Nella cornice del festival Pordenonelegge abbiamo intervistato lo scrittore russo Boris Akunin (pseudonimo di Grigorij Čhartišvili). Autore di successo, in particolare di romanzi gialli di ambientazione storica, è noto per le posizioni politiche apertamente contrarie al regime putiniano, motivo per cui si trova all’estero dal 2014. Lo scorso anno è stato inserito nell’elenco degli “agenti stranieri” e nel luglio del 2025 è stato condannato in contumacia a 14 anni. Oltre che scrittore, Boris Akunin è anche traduttore di letteratura giapponese, inglese e americana.
Boris Akunin, lei è molto noto per i suoi gialli ambientati nel passato. In particolare, la serie di romanzi che vede come protagonista Erast Fandorin ha riscosso un enorme successo in Russia e all’estero. Dopodiché si è dedicato a un meticoloso studio di ambito storico, risultato nel suo lavoro intitolato Istorija rossijskogo gosudarstva (Storia dello Stato russo). Ora invece ha pubblicato questo romanzo, L’avvocato del diavolo, che risulta essere di tutt’altro genere. Come ha sviluppato l’idea per questo libro?
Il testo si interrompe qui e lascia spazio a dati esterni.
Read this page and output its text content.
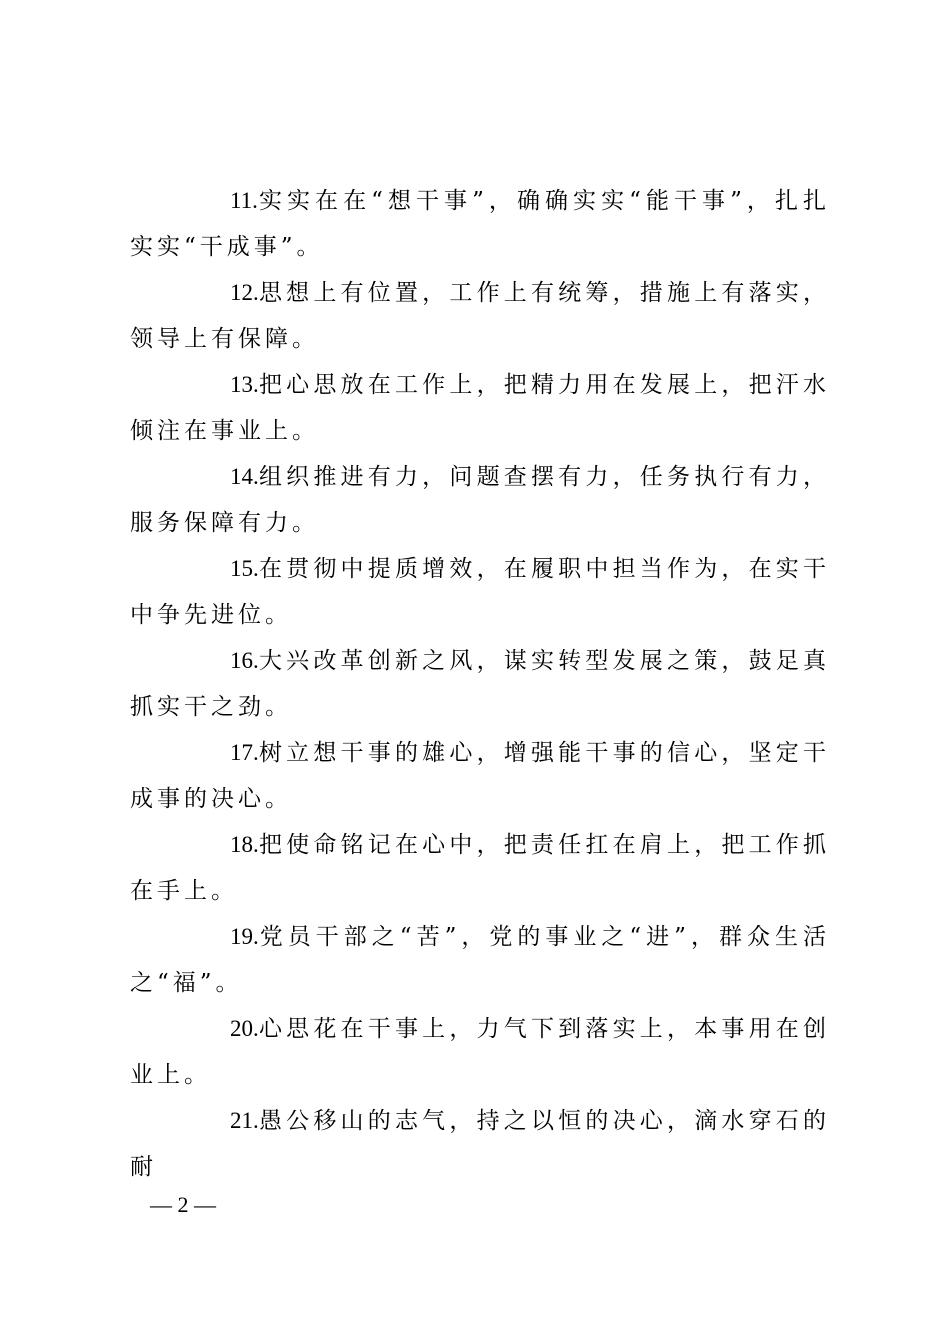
11.实实在在“想干事”，确确实实“能干事”，扎扎实实“干成事”。

12.思想上有位置，工作上有统筹，措施上有落实，领导上有保障。

13.把心思放在工作上，把精力用在发展上，把汗水倾注在事业上。

14.组织推进有力，问题查摆有力，任务执行有力，服务保障有力。

15.在贯彻中提质增效，在履职中担当作为，在实干中争先进位。

16.大兴改革创新之风，谋实转型发展之策，鼓足真抓实干之劲。

17.树立想干事的雄心，增强能干事的信心，坚定干成事的决心。

18.把使命铭记在心中，把责任扛在肩上，把工作抓在手上。

19.党员干部之“苦”，党的事业之“进”，群众生活之“福”。

20.心思花在干事上，力气下到落实上，本事用在创业上。

21.愚公移山的志气，持之以恒的决心，滴水穿石的耐

— 2 —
La mia vita, come quella di molti ucraini e russi, è cambiata drasticamente nel 2022. È come se ci fossimo risvegliati in un altro mondo, in un mondo tragico. Questo romanzo è stato per me come un riflesso nervoso causato da questa nuova realtà. È un tipo di scrittura molto inusuale per me.
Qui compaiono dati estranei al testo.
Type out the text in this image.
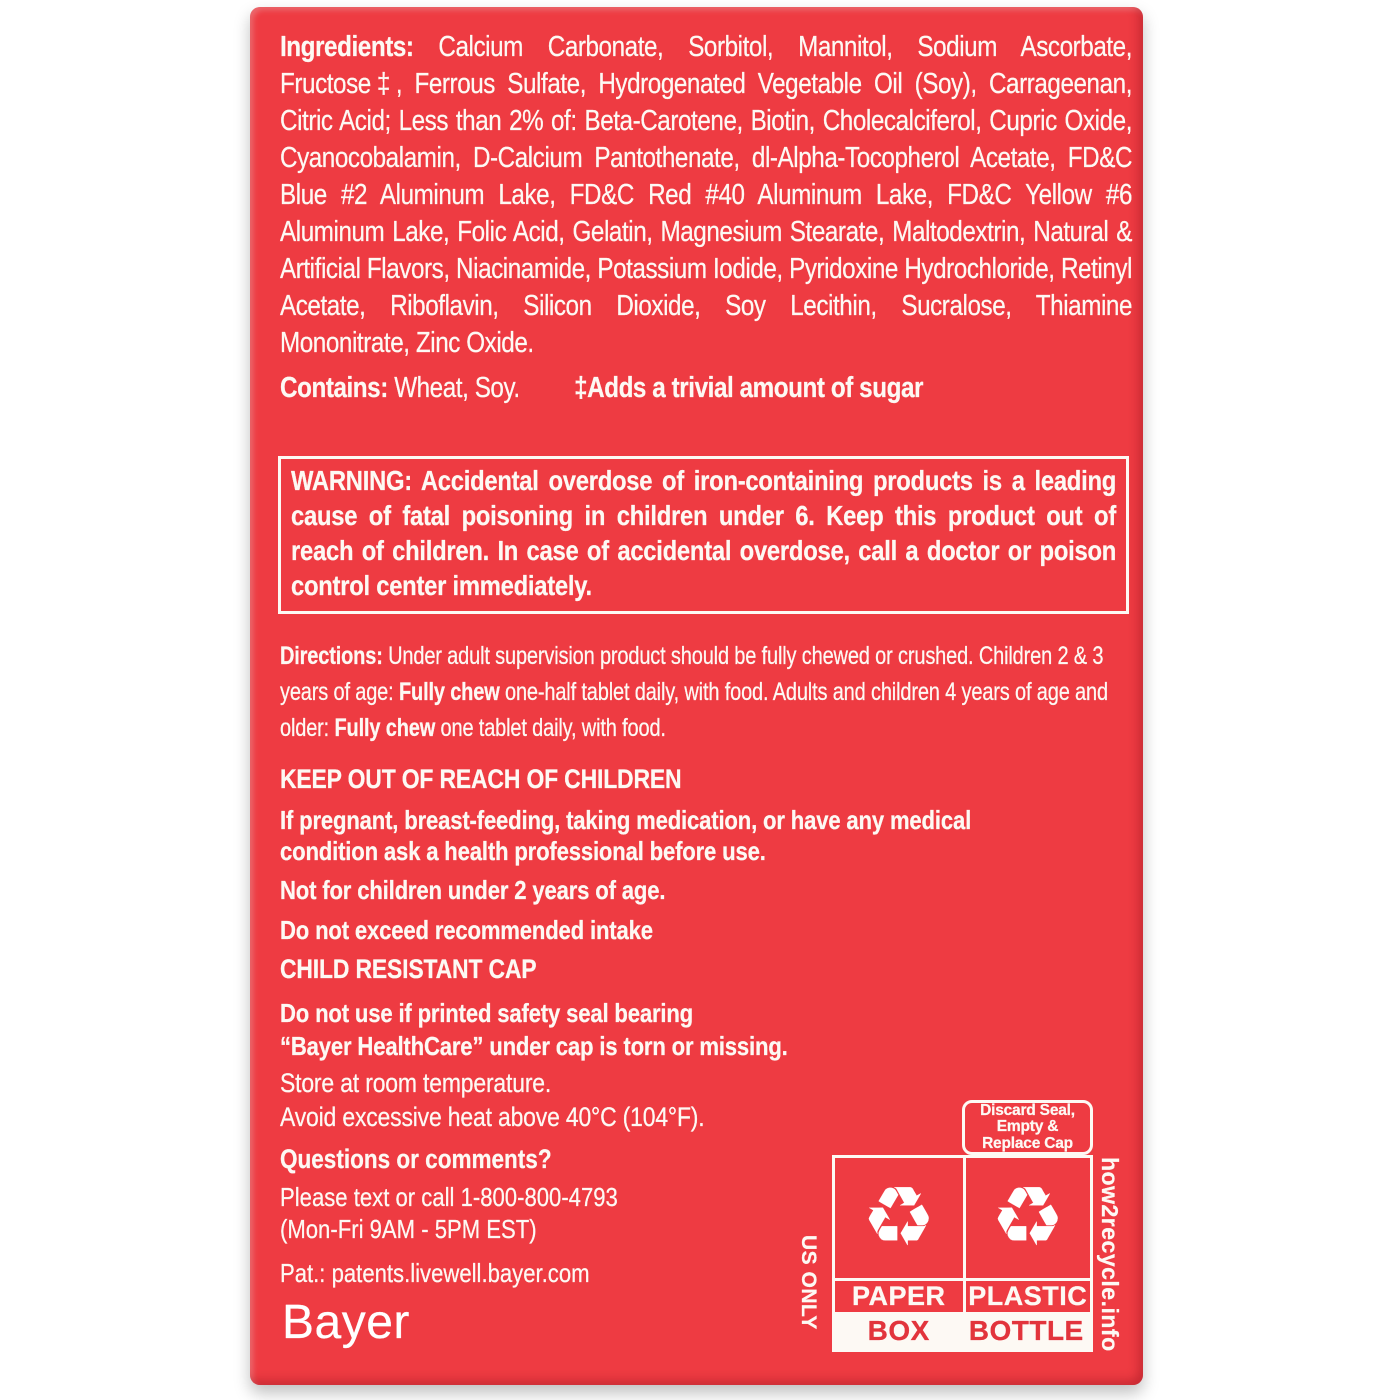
Ingredients: Calcium Carbonate, Sorbitol, Mannitol, Sodium Ascorbate, Fructose‡, Ferrous Sulfate, Hydrogenated Vegetable Oil (Soy), Carrageenan, Citric Acid; Less than 2% of: Beta-Carotene, Biotin, Cholecalciferol, Cupric Oxide, Cyanocobalamin, D-Calcium Pantothenate, dl-Alpha-Tocopherol Acetate, FD&C Blue #2 Aluminum Lake, FD&C Red #40 Aluminum Lake, FD&C Yellow #6 Aluminum Lake, Folic Acid, Gelatin, Magnesium Stearate, Maltodextrin, Natural & Artificial Flavors, Niacinamide, Potassium Iodide, Pyridoxine Hydrochloride, Retinyl Acetate, Riboflavin, Silicon Dioxide, Soy Lecithin, Sucralose, Thiamine Mononitrate, Zinc Oxide.

Contains: Wheat, Soy. ‡Adds a trivial amount of sugar

WARNING: Accidental overdose of iron-containing products is a leading cause of fatal poisoning in children under 6. Keep this product out of reach of children. In case of accidental overdose, call a doctor or poison control center immediately.

Directions: Under adult supervision product should be fully chewed or crushed. Children 2 & 3 years of age: Fully chew one-half tablet daily, with food. Adults and children 4 years of age and older: Fully chew one tablet daily, with food.

KEEP OUT OF REACH OF CHILDREN
If pregnant, breast-feeding, taking medication, or have any medical
condition ask a health professional before use.
Not for children under 2 years of age.
Do not exceed recommended intake
CHILD RESISTANT CAP
Do not use if printed safety seal bearing
“Bayer HealthCare” under cap is torn or missing.
Store at room temperature.
Avoid excessive heat above 40°C (104°F).

Questions or comments?

Please text or call 1-800-800-4793

(Mon-Fri 9AM - 5PM EST)

Pat.: patents.livewell.bayer.com

Bayer
Discard Seal,
Empty &
Replace Cap
US ONLY
♻ ♻
PAPER PLASTIC
BOX	BOTTLE how2recycle.info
Uno scrittore deve sempre guardare avanti, verso il futuro. Gli scrittori non sono giornalisti. Io allora riflettevo su cosa sarà della Russia quando terminerà questa guerra, chiedendomi se ci sarà la fine della dittatura e mi sono risposto che no, non è sufficiente la fine della guerra.
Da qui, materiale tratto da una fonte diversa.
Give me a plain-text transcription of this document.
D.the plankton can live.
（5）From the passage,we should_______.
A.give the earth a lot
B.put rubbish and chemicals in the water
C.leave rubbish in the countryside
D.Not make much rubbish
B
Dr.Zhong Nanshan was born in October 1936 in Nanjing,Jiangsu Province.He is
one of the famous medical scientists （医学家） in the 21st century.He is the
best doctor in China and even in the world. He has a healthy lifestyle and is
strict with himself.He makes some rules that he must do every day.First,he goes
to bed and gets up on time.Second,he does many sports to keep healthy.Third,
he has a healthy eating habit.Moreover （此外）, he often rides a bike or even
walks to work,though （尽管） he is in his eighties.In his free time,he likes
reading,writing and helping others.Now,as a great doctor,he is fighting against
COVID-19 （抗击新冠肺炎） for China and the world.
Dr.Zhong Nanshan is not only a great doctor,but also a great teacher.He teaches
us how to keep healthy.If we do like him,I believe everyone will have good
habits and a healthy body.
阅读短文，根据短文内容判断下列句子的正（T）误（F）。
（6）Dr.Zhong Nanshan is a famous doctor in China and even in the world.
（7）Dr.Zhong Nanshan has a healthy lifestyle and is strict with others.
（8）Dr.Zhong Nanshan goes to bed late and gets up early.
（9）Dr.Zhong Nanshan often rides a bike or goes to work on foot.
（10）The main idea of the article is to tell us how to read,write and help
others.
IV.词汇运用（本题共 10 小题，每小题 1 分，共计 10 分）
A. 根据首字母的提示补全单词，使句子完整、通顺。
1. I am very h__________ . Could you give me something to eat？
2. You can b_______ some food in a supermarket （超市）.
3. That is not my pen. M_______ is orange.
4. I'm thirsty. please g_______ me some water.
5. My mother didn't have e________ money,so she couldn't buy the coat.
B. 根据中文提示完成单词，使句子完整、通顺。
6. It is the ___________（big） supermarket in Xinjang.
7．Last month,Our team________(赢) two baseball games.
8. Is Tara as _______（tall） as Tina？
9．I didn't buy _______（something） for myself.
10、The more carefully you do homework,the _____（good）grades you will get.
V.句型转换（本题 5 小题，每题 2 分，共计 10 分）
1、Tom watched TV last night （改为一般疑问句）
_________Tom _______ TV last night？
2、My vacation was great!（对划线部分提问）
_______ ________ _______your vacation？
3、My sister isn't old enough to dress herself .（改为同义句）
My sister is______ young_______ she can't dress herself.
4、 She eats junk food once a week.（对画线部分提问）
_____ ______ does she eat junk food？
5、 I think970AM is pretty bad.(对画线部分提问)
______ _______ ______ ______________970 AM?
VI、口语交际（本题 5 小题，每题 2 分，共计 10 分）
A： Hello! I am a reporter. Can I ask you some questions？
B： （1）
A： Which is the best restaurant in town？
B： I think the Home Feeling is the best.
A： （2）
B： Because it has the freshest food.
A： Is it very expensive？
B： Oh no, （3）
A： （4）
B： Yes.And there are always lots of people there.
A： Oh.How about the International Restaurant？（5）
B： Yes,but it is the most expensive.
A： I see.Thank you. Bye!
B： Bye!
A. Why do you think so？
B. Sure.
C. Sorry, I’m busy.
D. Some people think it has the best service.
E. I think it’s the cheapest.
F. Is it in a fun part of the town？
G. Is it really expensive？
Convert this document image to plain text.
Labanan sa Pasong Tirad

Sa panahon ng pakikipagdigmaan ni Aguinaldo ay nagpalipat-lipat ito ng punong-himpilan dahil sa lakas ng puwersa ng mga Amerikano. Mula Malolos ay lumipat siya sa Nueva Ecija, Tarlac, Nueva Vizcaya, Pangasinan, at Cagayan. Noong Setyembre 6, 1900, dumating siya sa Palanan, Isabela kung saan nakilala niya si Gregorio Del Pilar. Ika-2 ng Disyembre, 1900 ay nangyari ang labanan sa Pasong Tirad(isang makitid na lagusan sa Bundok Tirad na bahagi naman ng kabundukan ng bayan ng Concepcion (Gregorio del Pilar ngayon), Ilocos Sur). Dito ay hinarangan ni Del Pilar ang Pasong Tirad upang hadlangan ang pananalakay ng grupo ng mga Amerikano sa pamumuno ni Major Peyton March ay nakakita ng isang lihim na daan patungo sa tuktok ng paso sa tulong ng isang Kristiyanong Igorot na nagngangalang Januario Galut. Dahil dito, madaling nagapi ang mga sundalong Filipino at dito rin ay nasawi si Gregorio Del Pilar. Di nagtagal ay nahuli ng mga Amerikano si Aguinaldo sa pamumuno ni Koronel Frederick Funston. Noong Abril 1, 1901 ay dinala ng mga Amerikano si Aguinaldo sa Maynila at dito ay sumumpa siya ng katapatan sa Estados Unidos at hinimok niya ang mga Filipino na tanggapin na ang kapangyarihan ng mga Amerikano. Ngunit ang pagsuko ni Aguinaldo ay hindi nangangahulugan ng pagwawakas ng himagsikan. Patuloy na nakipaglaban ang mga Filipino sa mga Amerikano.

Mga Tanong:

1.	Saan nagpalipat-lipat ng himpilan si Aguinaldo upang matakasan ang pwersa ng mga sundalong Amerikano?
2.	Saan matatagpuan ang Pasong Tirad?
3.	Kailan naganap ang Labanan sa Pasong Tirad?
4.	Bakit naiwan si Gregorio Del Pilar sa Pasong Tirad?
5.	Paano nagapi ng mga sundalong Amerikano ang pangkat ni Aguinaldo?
La Russia è un paese che tende ad assumere costantemente la forma di un impero e la mia più grande paura è che questo possa succedere ora di nuovo. Non sono particolarmente intimorito da Putin, perché i Putin vanno e vengono, il tempo di questo Putin un giorno finirà. Ma non c’è garanzia che questa minaccia non si ponga nuovamente di fronte al mondo. È questo il tema del libro.
Nella storia della letteratura russa, come sappiamo, il rapporto tra il potere politico e gli scrittori è sempre stato quantomeno conflittuale, per usare un eufemismo. Mi pare di capire che il suo romanzo si inserisce di diritto in questa tradizione storica e letteraria. Dopotutto, Lei stesso come persona, come autore si inserisce perfettamente in questa tradizione. È qualcosa che cambierà mai?
È un’ottima domanda. È vero che sono sempre esistite due Russie, come fossero un’aquila bicefala con una testa rivolta all’impero, alla dittatura, e l’altra rivolta alla libertà, alla dignità umana. La prima testa è rappresentata da chi sostiene l’ideologia imperiale; sono persone che sono cambiate di generazione in generazione, hanno assunto vari nomi, che si trattasse di impero zarista o di impero sovietico, ma la sostanza non cambia da un punto di vista ideologico. L’altra testa è invece rappresentata dagli intellettuali, dagli scrittori, sempre in opposizione a chi ho appena descritto.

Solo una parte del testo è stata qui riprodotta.